Friday, June 3, 2011

Parts is Parts


“Only the adult blocks free expression by separating the parts from the whole. The child says “I run,” “I jump,” “I sing,” not “I am toeing out,” “my shoulders are back,” “I walk on the balls of my feet," until the adult has split his attention, making details the focus.” 

--- Mabel Ellsworth Todd, The Thinking Body, pg 281

Ok, the alignment thing never ends with me. Maybe it's because I'm teaching alignment right now, so it's quite in the forefront of my mind. Today yoga asanas seem to have become a series of 3-5 cues about where the feet, pelvis, arms, and focus go. So students learn the poses as a series of cues, instead of having their initial experience of the pose be from the essence, or energetic of the pose. The whole of the pose. The Whole. Trikonsansa. What are you? When I ask my students "who are you in this pose? What are you saying in this pose? What is the "personality" of this pose?" it's almost as if they have no idea what I'm talking about. Especially when they keep asking me where their hips go or what they are "supposed" to look like.
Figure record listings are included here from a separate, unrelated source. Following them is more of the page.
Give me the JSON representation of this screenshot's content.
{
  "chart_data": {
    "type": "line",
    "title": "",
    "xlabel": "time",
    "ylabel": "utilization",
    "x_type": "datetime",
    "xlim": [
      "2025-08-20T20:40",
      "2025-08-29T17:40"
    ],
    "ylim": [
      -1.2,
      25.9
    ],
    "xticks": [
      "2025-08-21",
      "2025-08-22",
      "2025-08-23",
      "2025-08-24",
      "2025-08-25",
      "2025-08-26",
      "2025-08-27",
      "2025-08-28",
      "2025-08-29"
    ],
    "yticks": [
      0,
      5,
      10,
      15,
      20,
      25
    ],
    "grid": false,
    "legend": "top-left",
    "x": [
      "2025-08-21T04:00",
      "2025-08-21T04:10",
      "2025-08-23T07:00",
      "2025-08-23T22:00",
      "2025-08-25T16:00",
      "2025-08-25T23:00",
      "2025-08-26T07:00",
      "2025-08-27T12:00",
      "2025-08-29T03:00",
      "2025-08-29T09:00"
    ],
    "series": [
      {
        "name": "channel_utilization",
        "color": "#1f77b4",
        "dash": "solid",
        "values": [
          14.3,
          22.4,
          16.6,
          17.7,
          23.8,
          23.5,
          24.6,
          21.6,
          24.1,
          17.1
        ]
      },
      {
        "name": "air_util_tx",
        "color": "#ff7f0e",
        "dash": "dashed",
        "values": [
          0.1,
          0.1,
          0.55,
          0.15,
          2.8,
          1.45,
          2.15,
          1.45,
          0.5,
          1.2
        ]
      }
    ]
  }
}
Sometime I think to myself "who cares - how does it feel?" "How does this pose relate to you? to your life?" And sometimes I say it. Out loud. In class. Without apology. 

So doesn't it seem that this approach is taking us away from the Whole? And isn't yoga about union - self with Self - aka the Whole. So we have dissected into parts the very vehicle (yoga asanas) that was supposed to bring us to wholeness in the first place? 

Hmmmmmmm.

There. I said it. Out loud. In a blog. Without apology.

You may wish I'd just shut up already. But I won't. Without apology. But with love.